I took an online JavaScript test where the 3rd problem was as follows:

Complete the checkPassword function, which should check if the password parameter adheres to the following rules:

• Must be longer than 6 characters.
• Allowed characters are lower or uppercase Latin alphabetic characters (a-z), numbers (0-9), and special characters +, $, #, \, / only.
• Must not have 3 or more consecutive numbers (e.g. "pass12p" is fine, but "pass125p" is not, because it contains "125")

>

My solution was as follows:

function checkPassword(password) {
  return /^[a-zA-Z0-9\+\$\\\/#]{6,}$/.test(password) && !/[0-9]{3,}/.test(password);
}

This solution gave me the correct outputs for the given inputs.

But the ultimate test result told that the solution is just 75% correct sadly.

I think the perfect answer is expected to be a solution just with a single regular expression. Is there anyone who can give me a single regular expression that gives the same result? I am not so good at regular expression so please advise.

I appreciate your help in advance.

Answer 1

Just use a negative lookahead at the start.

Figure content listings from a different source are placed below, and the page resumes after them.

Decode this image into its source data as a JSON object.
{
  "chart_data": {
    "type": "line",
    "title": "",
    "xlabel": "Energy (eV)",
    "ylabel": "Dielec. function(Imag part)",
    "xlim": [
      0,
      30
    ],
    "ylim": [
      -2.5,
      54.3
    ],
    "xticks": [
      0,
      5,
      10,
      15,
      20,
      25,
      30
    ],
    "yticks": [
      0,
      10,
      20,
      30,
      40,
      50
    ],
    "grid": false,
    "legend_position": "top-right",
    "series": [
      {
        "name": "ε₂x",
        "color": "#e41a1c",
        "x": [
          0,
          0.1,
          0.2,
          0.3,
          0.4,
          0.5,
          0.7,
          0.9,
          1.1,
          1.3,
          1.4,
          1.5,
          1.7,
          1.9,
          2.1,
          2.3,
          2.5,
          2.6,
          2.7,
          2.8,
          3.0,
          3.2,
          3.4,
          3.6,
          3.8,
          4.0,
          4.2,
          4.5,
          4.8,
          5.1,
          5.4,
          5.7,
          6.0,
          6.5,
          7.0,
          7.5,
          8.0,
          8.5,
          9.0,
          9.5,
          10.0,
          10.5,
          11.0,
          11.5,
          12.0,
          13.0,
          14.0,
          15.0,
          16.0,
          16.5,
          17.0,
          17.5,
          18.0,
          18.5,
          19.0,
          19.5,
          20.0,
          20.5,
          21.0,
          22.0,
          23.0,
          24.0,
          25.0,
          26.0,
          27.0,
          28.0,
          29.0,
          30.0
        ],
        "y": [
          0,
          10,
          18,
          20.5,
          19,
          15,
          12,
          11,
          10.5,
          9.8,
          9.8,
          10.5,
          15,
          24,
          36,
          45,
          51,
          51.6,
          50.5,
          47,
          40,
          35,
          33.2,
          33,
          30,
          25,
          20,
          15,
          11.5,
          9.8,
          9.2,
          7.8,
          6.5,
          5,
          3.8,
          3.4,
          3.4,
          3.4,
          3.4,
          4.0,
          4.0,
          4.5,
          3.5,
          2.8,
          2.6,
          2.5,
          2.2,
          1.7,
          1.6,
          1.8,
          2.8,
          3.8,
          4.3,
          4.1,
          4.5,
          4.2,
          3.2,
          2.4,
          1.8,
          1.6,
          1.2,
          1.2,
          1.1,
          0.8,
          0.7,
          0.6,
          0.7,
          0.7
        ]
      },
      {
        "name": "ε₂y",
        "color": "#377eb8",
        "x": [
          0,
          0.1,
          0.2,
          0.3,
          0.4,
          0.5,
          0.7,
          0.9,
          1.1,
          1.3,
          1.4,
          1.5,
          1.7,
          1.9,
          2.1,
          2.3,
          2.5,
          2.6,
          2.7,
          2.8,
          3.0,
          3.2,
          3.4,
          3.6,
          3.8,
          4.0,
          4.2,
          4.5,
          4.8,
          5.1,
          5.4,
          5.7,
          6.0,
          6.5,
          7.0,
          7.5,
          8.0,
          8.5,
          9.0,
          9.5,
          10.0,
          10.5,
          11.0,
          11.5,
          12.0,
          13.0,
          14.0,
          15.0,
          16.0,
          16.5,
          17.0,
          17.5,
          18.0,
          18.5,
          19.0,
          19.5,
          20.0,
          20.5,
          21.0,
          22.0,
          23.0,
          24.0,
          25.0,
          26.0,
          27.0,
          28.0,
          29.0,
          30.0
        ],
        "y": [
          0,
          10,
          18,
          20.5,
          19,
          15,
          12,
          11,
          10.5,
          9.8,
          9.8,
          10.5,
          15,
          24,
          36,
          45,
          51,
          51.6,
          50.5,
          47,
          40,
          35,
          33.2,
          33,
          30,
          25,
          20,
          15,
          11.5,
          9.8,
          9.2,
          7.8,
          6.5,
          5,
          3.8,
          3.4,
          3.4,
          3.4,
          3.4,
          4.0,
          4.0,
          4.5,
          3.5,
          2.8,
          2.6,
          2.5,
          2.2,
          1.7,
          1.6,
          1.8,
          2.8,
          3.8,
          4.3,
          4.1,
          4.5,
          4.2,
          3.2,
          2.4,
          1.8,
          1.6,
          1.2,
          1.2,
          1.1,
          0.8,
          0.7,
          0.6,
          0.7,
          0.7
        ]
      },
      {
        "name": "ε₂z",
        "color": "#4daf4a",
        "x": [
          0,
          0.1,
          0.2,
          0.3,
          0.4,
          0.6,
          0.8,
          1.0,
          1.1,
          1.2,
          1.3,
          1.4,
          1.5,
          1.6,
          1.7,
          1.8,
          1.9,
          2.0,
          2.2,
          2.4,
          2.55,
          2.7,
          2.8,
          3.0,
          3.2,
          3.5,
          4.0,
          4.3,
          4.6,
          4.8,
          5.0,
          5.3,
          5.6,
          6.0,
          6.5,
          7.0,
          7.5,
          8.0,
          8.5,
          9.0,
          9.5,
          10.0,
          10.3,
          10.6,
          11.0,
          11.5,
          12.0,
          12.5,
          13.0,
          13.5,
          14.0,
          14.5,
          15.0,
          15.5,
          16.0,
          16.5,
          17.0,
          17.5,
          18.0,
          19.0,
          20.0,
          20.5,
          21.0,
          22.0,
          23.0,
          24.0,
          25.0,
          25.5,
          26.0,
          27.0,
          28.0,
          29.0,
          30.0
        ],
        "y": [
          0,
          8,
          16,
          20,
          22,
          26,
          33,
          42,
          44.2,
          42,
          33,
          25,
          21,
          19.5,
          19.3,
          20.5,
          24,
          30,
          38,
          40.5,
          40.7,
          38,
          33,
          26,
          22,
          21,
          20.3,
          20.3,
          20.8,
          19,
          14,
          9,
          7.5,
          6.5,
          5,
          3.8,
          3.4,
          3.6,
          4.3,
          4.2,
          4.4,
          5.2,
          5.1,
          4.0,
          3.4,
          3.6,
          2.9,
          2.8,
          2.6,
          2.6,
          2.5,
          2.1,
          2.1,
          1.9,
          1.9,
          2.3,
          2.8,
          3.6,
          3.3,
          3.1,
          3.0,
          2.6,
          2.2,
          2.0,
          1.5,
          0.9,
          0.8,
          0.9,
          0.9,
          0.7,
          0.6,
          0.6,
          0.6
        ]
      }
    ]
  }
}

^(?!.*?\d{3})[a-zA-Z0-9\+\$\\\/#]{6,}$

(?!.*?\d{3}) at the start asserts that the match won't contain atleast three consecutive digits. Then the regex engine tries to match the pattern [a-zA-Z0-9\+\$\\\/#] against the input string 6 or more times only if this condition is satisfied.

DEMO

Answer 2

 ^(?=.*\d)(?=.*[a-z])(?=.*[A-Z])[a-zA-Z\d]{6,}$

For consecutive number check

    public boolean isValid(final String userName,final String password) { 
    for(int i=0;(i+2)<userName.length();i++) if(password.indexof(userName.substring(i,i+2))!=-1) return false; return true; 
}